The setup is swift, with a prologue detailing how the young, unclothed Paddington (voiced, once again, with winningly nervous cheeriness by Ben Whishaw), in clumsy pursuit of a perfectly ripe orange, got separated from his Peruvian rainforest tribe, and swept via fast currents and waterfalls into the rescuing arms of his adoptive Aunt Lucy (Imelda Staunton). Fast-forward however many bear years to contemporary London, and Paddington is now a fully-fledged British citizen, following an inept run-in with a passport photo booth that remains the film’s wittiest physical gag. His travel documents conveniently arrive ahead of a letter from the Mother Superior (Colman) presiding over the Peruvian bear retirement home where Aunt Lucy is a resident, encouraging him to visit before her health deteriorates.
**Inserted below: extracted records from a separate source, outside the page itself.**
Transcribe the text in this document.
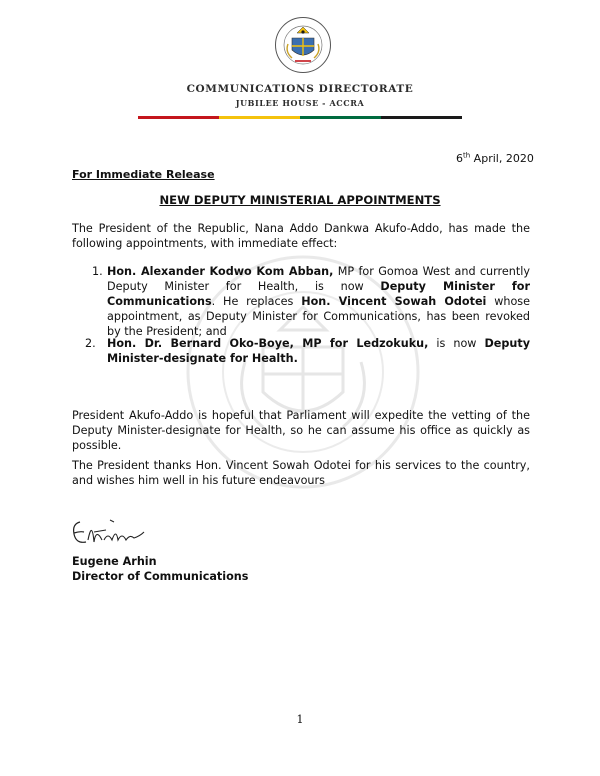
COMMUNICATIONS DIRECTORATE
JUBILEE HOUSE - ACCRA
6th April, 2020
For Immediate Release
NEW DEPUTY MINISTERIAL APPOINTMENTS
The President of the Republic, Nana Addo Dankwa Akufo-Addo, has made the following appointments, with immediate effect:
1. Hon. Alexander Kodwo Kom Abban, MP for Gomoa West and currently Deputy Minister for Health, is now Deputy Minister for Communications. He replaces Hon. Vincent Sowah Odotei whose appointment, as Deputy Minister for Communications, has been revoked by the President; and
2. Hon. Dr. Bernard Oko-Boye, MP for Ledzokuku, is now Deputy Minister-designate for Health.
President Akufo-Addo is hopeful that Parliament will expedite the vetting of the Deputy Minister-designate for Health, so he can assume his office as quickly as possible.
The President thanks Hon. Vincent Sowah Odotei for his services to the country, and wishes him well in his future endeavours
Eugene Arhin
Director of Communications
1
His well-off human guardians, the Brown family, need scant persuading to drop everything and head to Peru with him: Stuffy patriarch Henry (Hugh Bonneville) is encouraged by his employers to show a less risk-averse side, while his wife Mary (Emily Mortimer, seamlessly taking over from Sally Hawkins) wants one big family adventure together before empty-nest syndrome hits. She gets rather more than she bargained for when, on their arrival, they’re informed that Aunt Lucy has disappeared into the wilderness, cuing a jungle-wide search mission that, by various leaps of narrative logic, doubles as a treasure quest for a certain mythical city of gold. “Aren’t we all, in our own way, searching for El Dorado?” muses Hunter (a ripe Antonio Banderas), the riverboat captain hired to steer them into the heart of not-very-darkness. The Browns politely disagree, but go with it anyway.
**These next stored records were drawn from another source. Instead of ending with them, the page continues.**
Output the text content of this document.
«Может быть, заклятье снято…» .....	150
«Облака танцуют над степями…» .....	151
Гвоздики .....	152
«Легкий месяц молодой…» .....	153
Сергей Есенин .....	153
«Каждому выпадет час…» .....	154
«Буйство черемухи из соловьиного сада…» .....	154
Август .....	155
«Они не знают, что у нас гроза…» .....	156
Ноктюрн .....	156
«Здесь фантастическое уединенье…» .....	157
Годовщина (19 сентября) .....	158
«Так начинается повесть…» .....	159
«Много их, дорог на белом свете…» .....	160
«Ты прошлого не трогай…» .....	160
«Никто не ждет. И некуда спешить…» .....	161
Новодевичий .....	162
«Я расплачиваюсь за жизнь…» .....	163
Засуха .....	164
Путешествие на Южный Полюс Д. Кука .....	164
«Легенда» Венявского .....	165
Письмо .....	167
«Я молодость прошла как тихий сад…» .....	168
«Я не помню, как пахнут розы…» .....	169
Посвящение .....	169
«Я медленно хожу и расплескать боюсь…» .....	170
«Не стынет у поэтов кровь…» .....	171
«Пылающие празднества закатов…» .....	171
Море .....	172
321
It’s a plot that allows for considerable amounts of derring-do and mild exotic peril — tarantulas and anteaters and river rapids, oh my — and gives the franchise’s visual effects team more to work on besides their immaculate photoreal rendering of Paddington himself, once more fluffily tangible down to his last digital whisker. The comedy, however, stays mostly back at base camp with Colman, a hoot whether twirling, Von Trapp-style, with a guitar in hand during the film’s single musical number, or deflecting the queries of the Browns’ housekeeper (Julie Walters) with a blithe, unprompted insistence that her operation is “not at all suspicious.”
She’s never quite permitted to go full-tilt, however, just as the storytelling in “Paddington in Peru” never quite reaches the anarchic crescendo of the previous films. A protracted hilltop climax juggles familiar slapstick tropes — the failsafe juvenile laugh-getter of a man getting whacked in the groin — and obstacles from a vintage era of adventure matinees, ahead of a marmalade-sticky emotional resolution that reminds us (of course) that home is both movable and where the heart is.
Wilson, celebrated in the U.K. for a number of elaborate, event-status Christmas ads for the department store John Lewis, directs it all with smooth, pacy aplomb and precise tear-milking instincts. But the result isn’t as formally or tonally characterful as the previous films, just as the script, more than before, feels bound to a well-worn template. Paddington belongs to everyone these days, as well he should. But he’s become a little less peculiar in the process.